To truly appreciate the difference, let’s look at a qualitative comparison.

Figure 3: Case study between GPT-4 with a simple prompt and single tool, and the HaluAgent framework.

Figure 3 illustrates a tricky math word problem about average speed.

  • The Hallucination: The answer claims “3 hours + 0.5 hours + 1.5 hours = 4 hours.” (The correct sum is 5).
  • GPT-4 (Simple Prompt): It reads the text and says “No” (no hallucination found). It missed the arithmetic error.
  • Single Tool Approach: Even using just a search engine didn’t help, because the error was calculation-based, not fact-based.
  • HaluAgent:
  1. It split the text.
  2. It recognized a calculation was needed.
  3. It invoked the calculator tool on “3 + 0.5 + 1.5”.
  4. It compared the tool output (5.0) with the text (4).
  5. It flagged the error accurately.

This demonstrates the power of autonomous tool selection. HaluAgent didn’t just search; it recognized which tool was needed for the specific sentence.

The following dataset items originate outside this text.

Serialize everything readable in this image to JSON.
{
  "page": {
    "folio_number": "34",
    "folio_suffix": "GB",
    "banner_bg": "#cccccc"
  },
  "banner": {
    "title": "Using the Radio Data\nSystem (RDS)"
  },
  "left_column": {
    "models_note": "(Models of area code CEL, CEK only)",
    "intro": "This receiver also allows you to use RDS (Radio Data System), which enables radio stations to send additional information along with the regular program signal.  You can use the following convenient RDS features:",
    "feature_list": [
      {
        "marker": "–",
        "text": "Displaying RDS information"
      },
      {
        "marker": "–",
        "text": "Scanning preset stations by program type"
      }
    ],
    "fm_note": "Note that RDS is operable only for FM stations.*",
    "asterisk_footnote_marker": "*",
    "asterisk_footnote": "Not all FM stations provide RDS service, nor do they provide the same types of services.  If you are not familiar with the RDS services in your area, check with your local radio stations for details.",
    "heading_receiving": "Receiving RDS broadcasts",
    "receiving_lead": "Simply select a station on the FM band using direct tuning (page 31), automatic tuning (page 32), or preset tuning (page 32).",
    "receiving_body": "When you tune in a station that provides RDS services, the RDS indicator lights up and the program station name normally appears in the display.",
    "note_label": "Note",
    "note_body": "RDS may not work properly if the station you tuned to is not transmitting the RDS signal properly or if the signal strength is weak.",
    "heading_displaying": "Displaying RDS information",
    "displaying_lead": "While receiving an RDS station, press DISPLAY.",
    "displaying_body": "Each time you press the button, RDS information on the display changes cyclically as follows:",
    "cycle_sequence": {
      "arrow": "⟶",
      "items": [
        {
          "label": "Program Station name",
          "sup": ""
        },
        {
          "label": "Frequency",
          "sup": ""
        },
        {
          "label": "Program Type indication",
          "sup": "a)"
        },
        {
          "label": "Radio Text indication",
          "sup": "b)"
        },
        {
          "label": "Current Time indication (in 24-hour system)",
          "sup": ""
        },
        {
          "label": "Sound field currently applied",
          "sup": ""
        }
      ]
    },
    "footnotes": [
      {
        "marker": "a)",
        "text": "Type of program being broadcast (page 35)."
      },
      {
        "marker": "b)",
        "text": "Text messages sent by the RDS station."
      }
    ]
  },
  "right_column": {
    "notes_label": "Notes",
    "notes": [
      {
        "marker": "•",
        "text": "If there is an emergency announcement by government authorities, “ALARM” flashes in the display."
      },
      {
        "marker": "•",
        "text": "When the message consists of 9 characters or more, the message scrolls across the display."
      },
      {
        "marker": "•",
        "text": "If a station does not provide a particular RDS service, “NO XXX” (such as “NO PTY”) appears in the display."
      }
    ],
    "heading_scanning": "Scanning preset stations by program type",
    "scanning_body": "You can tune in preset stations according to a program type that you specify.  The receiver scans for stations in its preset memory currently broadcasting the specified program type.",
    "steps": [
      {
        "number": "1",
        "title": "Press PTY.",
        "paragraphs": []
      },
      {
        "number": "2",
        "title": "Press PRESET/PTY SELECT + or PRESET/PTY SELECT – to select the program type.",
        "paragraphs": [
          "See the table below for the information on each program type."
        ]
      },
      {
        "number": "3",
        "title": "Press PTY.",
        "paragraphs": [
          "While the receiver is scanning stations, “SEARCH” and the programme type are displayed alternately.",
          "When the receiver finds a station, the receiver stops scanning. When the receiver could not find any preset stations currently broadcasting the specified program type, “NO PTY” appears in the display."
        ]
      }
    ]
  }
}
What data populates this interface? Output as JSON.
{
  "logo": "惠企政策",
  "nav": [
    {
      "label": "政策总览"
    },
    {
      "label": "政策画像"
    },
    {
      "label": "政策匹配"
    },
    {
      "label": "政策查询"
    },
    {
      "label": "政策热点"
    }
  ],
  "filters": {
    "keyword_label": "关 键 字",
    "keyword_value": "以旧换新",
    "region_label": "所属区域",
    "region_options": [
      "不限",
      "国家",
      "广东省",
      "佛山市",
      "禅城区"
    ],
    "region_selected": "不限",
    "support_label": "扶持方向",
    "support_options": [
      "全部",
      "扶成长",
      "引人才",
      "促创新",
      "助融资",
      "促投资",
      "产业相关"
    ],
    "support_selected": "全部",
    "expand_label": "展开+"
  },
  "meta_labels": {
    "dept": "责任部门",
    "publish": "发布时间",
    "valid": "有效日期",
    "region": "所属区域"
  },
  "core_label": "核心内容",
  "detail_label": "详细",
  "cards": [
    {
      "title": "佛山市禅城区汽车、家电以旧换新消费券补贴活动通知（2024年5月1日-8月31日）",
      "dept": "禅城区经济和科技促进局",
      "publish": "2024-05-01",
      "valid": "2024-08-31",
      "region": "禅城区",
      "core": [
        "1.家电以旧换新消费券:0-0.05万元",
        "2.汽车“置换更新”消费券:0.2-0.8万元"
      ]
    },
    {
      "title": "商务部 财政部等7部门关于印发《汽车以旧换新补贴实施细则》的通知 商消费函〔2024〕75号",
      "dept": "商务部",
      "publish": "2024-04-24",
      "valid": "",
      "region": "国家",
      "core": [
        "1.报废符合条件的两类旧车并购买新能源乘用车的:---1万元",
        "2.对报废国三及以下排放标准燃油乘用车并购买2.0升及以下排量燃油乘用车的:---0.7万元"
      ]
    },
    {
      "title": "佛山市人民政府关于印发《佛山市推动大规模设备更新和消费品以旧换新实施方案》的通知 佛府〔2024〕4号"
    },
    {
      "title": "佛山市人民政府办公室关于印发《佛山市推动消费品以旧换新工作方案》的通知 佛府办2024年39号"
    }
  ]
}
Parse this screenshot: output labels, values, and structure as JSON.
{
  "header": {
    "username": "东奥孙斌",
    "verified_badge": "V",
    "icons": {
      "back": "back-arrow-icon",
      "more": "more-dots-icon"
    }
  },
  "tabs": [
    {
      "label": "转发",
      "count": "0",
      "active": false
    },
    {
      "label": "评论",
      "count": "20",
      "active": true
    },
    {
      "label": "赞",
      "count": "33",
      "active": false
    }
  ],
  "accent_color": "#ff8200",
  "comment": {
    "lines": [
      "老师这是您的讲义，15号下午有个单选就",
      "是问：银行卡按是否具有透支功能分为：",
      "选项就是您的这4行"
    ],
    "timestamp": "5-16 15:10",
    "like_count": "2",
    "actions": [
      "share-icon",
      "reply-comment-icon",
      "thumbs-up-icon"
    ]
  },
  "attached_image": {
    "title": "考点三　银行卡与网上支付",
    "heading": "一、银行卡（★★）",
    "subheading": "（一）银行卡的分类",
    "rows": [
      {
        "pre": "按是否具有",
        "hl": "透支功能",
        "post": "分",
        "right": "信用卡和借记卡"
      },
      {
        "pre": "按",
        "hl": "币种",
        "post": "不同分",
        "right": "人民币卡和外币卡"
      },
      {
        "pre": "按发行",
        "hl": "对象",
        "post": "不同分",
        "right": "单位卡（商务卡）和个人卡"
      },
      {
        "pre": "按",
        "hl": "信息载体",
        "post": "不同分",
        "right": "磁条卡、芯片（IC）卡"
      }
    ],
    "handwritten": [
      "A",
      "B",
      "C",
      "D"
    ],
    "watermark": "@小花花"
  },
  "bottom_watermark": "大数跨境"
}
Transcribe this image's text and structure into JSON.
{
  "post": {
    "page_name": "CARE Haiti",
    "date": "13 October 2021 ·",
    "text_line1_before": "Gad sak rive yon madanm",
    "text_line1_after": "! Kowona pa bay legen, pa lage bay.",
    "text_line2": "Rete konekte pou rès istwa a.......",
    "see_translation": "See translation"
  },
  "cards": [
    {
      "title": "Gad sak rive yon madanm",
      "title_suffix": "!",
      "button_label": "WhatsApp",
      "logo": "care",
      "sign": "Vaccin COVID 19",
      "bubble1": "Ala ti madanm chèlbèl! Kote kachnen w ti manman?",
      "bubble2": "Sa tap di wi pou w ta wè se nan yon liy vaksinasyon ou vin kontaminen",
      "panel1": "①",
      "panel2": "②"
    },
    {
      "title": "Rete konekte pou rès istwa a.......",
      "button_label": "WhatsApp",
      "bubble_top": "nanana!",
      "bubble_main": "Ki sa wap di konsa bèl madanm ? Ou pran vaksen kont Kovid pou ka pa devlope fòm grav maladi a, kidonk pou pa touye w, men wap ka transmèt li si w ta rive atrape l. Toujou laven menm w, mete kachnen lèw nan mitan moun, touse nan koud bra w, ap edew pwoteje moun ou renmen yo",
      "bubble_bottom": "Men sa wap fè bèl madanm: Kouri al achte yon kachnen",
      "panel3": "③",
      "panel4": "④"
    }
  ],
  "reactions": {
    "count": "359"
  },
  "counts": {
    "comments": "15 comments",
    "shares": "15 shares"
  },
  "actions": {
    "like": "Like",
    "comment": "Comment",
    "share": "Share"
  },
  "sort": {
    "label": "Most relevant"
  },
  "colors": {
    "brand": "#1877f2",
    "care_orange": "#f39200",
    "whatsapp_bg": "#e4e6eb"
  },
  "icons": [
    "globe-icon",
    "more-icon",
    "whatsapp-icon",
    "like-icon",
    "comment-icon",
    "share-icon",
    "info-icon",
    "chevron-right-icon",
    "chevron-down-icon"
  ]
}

Extensibility: Learning New Tricks

A major concern with specialized models is rigidity. Can HaluAgent only do what it was trained to do? To test this, the researchers added two new tools after training: a Calendar tool and a Translator tool. They simply provided instructions in the prompt (zero-shot) without re-training the model.

Figure 2: The usage rate of new tools and the proportion of successful detection.

Figure 2 shows the results. HaluAgent successfully adopted the new tools.

  • Calendar: It achieved 100% tool usage and detection success.
  • Translator: It used the tool 98% of the time with ~90% success.

This proves that the “Agent” training didn’t just memorize the specific tools in the training set (like calculator or search). It learned the concept of using tools based on instructions, allowing it to generalize to new capabilities.

Conclusion

The paper “Small Agent Can Also Rock!” presents a compelling argument for the democratization of AI safety. It challenges the assumption that we need the largest, most expensive proprietary models to keep AI in check.

By combining a fine-grained detection framework (Split, Verify, Reflect) with trajectory fine-tuning, the researchers created HaluAgent. This system allows a modest 7B parameter model to outperform its base version significantly and often rival GPT-4.

The implications are significant for students and developers:

  1. Cost-Efficiency: Hallucination detection can be run locally or cheaply on open-source hardware.
  2. Specialization: Small models, when fine-tuned as agents, can punch well above their weight class.
  3. Trust: By using explicit tools (calculators, search), the model’s verification process is transparent and explainable, unlike the “black box” confidence scores of larger models.

As we move forward, the “Agent” paradigm—where models actively use tools rather than just predicting tokens—seems to be the key to unlocking reliability in AI, regardless of the model size.